Chapitre 15
Nous faisons tous les deux face à ce spécialiste en neurochirurgie. Tu es assise à ma gauche dans un fauteuil roulant car tes jambes ont du mal à te soutenir et tu as besoin d’aide pour marcher. Le professeur, assis derrière son bureau, marque un léger silence avant de commencer :
« Nous avons, avec plusieurs de mes confrères, consulté vos dernières IRM. Il est très clair que votre cavernome va continuer d’évoluer. Nous avons beaucoup hésité avant de nous prononcer mais étant donné que la zone visée est très fragile, il nous était vraiment délicat de se projeter pour essayer de vous proposer quelque chose.
- Cela veut dire que vous avez une solution ?, je demande sur un ton dissimulant un faux-semblant d’espoir.
- Non, enfin pas vraiment. Ça dépend de vous, mais laissez-moi vous établir les faits. Si vous choisissez de rester en l’état actuel et de ne tenter aucune intervention, il y a de fortes chances pour que ce cavernome, qui grossit assez rapidement, provoque chez vous de fortes complications pouvant entraîner un éventuel décès avant la fin de l’année.
- Mais qu’est-ce que la dernière imagerie a donné ?, demandes-tu avec une voix grave ».
Il reste un temps silencieux puis recule sa chaise d’un mouvement de jambes tout en restant assis, croise ses jambes en maintenant son genou droit avec ses deux mains dont les doigts sont entrecroisés puis il poursuit en restant toujours aussi calme et posé :
« Eh bien,… il a encore grossi mais très peu. Cependant il s’est déchiré légèrement et un saignement s’est opéré dans la zone concernée.
- Qu’est-ce que vous me proposez alors ?
- Un geste chirurgical. Mais il faut bien que vous compreniez que cela sera quelque chose de très complexe étant donné la localité. Une telle intervention nécessiterait une Anesthésie Générale assez lourde d’environ 6 à 9 heures d’opération. Nous devrions opérer à plusieurs car cela demande beaucoup de concentration et nous voudrions mettre un maximum de chance de notre côté. Mais…
- Mais…,
- Mais, même si toute cette opération se déroule sans encombre et que l’exérèse de cette tumeur réussit, il y a un risque maximum pour que vous ayez de lourdes séquelles que ce soit au niveau de la motricité, de la vision ou de l’expression orale. Je tiens vraiment à ce que vous ayez conscience de ça. On peut faire quelque chose mais cela ne sera pas dénué de conséquences ».
Tu tournes la tête dans ma direction et je lis dans tes yeux comme dans un livre ouvert. Ils me disent :
« Qu’est-ce que je dois faire mon Bélou ?… »
Ton regard tremble, tes yeux brillent d’émotion mais tu ne pleures pas. Alors je te réponds :
« Je sais que c’est une décision difficile à prendre ma chérie, mais c’est ta vie avant tout et quoi que tu décides, je reste derrière toi et je te soutiens ».
Tu te tournes vers lui et… :
« D’accord Docteur… Je veux bien qu’on m’opère ».
***
Le soir même, je mets tes parents au courant de la situation et je leur expose notre vision. Comme nous ne pouvons supposer de la suite d’un tel acte chirurgical, malgré notre PACS puis un testament fait chez un notaire lorsque nous avions acheté notre maison, nous souhaitons nous marier et je te fais le serment que s’il doit arriver quelque chose tu partiras avec mon nom.

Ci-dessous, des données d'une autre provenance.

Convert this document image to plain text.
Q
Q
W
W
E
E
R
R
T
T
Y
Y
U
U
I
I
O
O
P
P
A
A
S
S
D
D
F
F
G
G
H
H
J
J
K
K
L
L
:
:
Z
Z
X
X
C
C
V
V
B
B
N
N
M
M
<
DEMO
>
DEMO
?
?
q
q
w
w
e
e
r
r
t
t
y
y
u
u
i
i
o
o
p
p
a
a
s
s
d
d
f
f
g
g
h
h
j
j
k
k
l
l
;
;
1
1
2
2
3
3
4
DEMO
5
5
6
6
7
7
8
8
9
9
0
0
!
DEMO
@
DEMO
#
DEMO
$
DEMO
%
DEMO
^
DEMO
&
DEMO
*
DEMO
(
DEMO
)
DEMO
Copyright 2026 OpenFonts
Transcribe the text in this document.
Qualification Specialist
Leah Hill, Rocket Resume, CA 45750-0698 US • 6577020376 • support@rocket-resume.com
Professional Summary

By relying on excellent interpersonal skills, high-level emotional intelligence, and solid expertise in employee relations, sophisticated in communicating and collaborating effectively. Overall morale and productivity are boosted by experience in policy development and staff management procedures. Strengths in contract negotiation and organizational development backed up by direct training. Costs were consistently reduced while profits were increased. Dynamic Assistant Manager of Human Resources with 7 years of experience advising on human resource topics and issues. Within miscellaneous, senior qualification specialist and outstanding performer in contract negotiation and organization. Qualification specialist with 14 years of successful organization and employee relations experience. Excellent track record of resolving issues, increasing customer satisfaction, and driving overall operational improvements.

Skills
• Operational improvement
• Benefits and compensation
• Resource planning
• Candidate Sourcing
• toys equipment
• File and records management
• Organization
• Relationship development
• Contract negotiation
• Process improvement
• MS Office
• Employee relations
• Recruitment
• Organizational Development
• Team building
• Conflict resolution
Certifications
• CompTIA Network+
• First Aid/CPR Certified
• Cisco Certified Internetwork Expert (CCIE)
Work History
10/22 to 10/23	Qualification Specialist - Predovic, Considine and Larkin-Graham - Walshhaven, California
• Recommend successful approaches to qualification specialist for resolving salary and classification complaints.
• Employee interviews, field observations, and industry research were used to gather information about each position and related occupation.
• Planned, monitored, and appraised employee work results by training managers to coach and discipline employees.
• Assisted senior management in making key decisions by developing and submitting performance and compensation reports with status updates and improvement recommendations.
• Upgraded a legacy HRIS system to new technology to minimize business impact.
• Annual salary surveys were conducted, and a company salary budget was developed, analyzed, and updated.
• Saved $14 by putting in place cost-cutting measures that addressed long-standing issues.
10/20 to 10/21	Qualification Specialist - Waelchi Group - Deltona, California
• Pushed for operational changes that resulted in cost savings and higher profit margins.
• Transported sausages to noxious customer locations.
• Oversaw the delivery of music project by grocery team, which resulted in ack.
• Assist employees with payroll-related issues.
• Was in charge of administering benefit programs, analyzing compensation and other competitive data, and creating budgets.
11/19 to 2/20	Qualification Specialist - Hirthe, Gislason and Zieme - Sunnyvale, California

Bien évidemment, ils sont de notre avis et approuvent vivement notre décision. Je t’annonce alors la bonne nouvelle le lendemain et sans plus attendre nous commençons l’après-midi suivant la liste, très restreinte, des personnes qui seront présentes à notre mariage. Un évènement qui par la force des choses se déroulera sur le site même du CHU de Poitiers et qui nous donnera du fil à retordre pour les démarches administratives.
Quelques jours plus tard, nous sommes fixés…
Le mariage aura lieu le samedi 5 juillet 2014,…
Seulement 5 jours avant l’opération, prévue le jeudi 10 juillet 2014.